Pulse Oximetry to Screen Newborns for Congenital Centre Disease
Timing | Pulse oximetry reading | Interpretation | Next steps |
---|---|---|---|
24 hours of life or later (or shortly before discharge, if before) | ≥ 95% in correct manus or foot, with 3% or less absolute departure in oxygen saturation betwixt the correct hand and human foot | Negative screening result | Plan for discharge |
24 hours of life or later (or shortly before discharge, if earlier) | 90% to 94% in right hand or human foot, or 3% or less accented difference in oxygen saturation betwixt the right manus and foot | Repeat screening needed in 1 hour | If echo results are in this range, repeat screening again in one hour; three readings in this range warrant echocardiography |
24 hours of life or later (or soon before belch, if earlier) or on repeat screening | < xc% in right hand or foot | Positive screening result | Echocardiography |
Lungs
- Abstract
- Full general Assessment
- Head
- Eyes
- Ears
- Nose
- Mouth
- Neck
- Centre
- Lungs
- References
The respiratory test is important because the babe is transitioning from fetal to neonatal life. The alveoli are filling with air, the systemic vascular resistance is increasing, and the pulmonary vascular resistance is decreasing. The examiner should observe for signs of respiratory distress, including tachypnea, nasal flaring, grunting, retractions, and cyanosis. Breath sounds should exist equal on auscultation. Unequal breath sounds may bespeak a pneumothorax and should prompt imaging.
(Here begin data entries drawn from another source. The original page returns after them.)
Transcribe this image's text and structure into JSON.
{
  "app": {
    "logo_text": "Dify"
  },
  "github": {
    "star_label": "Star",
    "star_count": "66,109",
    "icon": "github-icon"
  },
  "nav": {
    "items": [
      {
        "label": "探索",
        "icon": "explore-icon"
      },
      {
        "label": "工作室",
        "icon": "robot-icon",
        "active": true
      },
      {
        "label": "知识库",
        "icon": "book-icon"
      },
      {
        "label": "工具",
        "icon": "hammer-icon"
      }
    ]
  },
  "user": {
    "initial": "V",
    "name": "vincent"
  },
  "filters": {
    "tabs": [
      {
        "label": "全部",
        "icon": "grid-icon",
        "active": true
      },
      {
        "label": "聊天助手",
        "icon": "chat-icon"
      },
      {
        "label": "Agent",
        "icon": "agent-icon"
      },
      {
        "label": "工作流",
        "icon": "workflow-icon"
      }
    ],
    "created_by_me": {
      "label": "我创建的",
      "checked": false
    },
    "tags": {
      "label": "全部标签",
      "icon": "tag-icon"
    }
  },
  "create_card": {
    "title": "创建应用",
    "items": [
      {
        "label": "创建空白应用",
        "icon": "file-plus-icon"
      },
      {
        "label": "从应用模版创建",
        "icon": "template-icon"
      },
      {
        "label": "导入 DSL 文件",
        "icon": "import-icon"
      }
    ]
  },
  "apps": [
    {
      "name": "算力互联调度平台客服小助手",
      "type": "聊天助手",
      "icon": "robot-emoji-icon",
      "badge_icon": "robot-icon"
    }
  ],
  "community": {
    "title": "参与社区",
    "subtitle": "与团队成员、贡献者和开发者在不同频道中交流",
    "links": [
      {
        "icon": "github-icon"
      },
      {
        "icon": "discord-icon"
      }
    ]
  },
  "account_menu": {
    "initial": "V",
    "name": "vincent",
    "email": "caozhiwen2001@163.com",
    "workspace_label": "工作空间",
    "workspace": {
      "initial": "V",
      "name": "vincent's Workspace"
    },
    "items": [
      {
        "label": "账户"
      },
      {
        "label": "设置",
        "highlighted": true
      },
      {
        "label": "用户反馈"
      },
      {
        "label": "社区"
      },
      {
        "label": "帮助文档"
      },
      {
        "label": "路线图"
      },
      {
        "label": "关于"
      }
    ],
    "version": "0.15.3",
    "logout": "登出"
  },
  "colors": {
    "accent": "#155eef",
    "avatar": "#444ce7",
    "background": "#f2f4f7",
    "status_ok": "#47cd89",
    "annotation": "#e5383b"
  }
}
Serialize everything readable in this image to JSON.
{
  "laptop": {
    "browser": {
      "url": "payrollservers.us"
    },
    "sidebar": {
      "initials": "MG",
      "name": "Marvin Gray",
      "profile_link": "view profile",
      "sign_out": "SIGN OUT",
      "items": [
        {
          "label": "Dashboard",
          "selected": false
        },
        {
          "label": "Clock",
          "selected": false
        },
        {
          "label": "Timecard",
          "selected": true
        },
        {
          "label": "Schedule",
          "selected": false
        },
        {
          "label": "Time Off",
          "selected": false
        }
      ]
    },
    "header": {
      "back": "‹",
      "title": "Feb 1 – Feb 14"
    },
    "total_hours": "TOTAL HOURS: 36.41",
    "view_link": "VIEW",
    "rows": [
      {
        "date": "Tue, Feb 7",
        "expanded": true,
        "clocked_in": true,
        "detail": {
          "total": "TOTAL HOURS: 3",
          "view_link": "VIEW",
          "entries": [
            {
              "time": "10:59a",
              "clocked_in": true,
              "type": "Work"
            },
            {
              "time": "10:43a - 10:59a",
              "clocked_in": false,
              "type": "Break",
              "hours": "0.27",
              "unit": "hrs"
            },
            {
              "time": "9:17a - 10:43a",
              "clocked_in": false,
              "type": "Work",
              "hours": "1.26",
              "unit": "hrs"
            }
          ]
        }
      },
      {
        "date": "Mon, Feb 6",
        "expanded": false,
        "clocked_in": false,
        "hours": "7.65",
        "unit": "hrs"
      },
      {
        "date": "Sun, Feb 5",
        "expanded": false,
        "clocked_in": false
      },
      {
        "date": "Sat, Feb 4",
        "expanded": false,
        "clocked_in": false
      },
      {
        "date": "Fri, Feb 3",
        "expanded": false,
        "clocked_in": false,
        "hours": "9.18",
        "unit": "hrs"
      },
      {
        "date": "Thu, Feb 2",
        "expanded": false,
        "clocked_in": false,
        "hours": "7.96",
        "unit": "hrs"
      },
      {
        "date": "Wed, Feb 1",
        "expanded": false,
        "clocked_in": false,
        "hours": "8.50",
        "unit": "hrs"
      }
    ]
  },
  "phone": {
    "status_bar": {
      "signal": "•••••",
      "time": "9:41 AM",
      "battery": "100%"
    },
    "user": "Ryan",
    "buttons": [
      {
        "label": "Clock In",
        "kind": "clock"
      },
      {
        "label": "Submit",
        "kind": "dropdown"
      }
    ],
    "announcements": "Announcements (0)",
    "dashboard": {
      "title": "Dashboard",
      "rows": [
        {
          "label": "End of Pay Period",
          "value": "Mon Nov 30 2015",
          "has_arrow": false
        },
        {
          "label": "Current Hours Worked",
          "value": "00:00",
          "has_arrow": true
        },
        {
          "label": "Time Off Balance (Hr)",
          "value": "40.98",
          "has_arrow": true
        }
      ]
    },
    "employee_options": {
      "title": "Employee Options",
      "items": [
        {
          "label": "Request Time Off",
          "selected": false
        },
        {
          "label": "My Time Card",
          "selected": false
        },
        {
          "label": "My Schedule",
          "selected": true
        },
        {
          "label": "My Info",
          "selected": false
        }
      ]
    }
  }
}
Transient tachypnea of the newborn occurs predominantly in those built-in via cesarean delivery or precipitous delivery. It is acquired by retained fluid in the lungs, which can event in alveolar hypoventilation.42 Treatment includes supportive respiratory care considering the condition resolves within 48 hours. Respiratory distress syndrome arises from lack of surfactant, which leads to alveolar collapse. Although it is most common in preterm infants, it may occur in term infants, particularly if the mother has diabetes. A previous article in American Family Physician includes a detailed review of respiratory distress in the newborn.43
Information Sources: A PubMed search was completed using the terms baby, newborn, developmental filibuster, developmental disturbance, and concrete examination. The search included meta-analyses, randomized controlled trials, clinical trials, and reviews. We also searched POEMs (patient-oriented evidence that matters), Clinical Testify, the Cochrane database, and Essential Evidence Plus. Search dates: January i, 2012, and May ii, 2014.
The opinions and assertions contained herein are the private views of the author and are not to be construed every bit official or as reflecting the views of the U.Southward. Army Medical Department or the U.Southward. Regular army Service at large.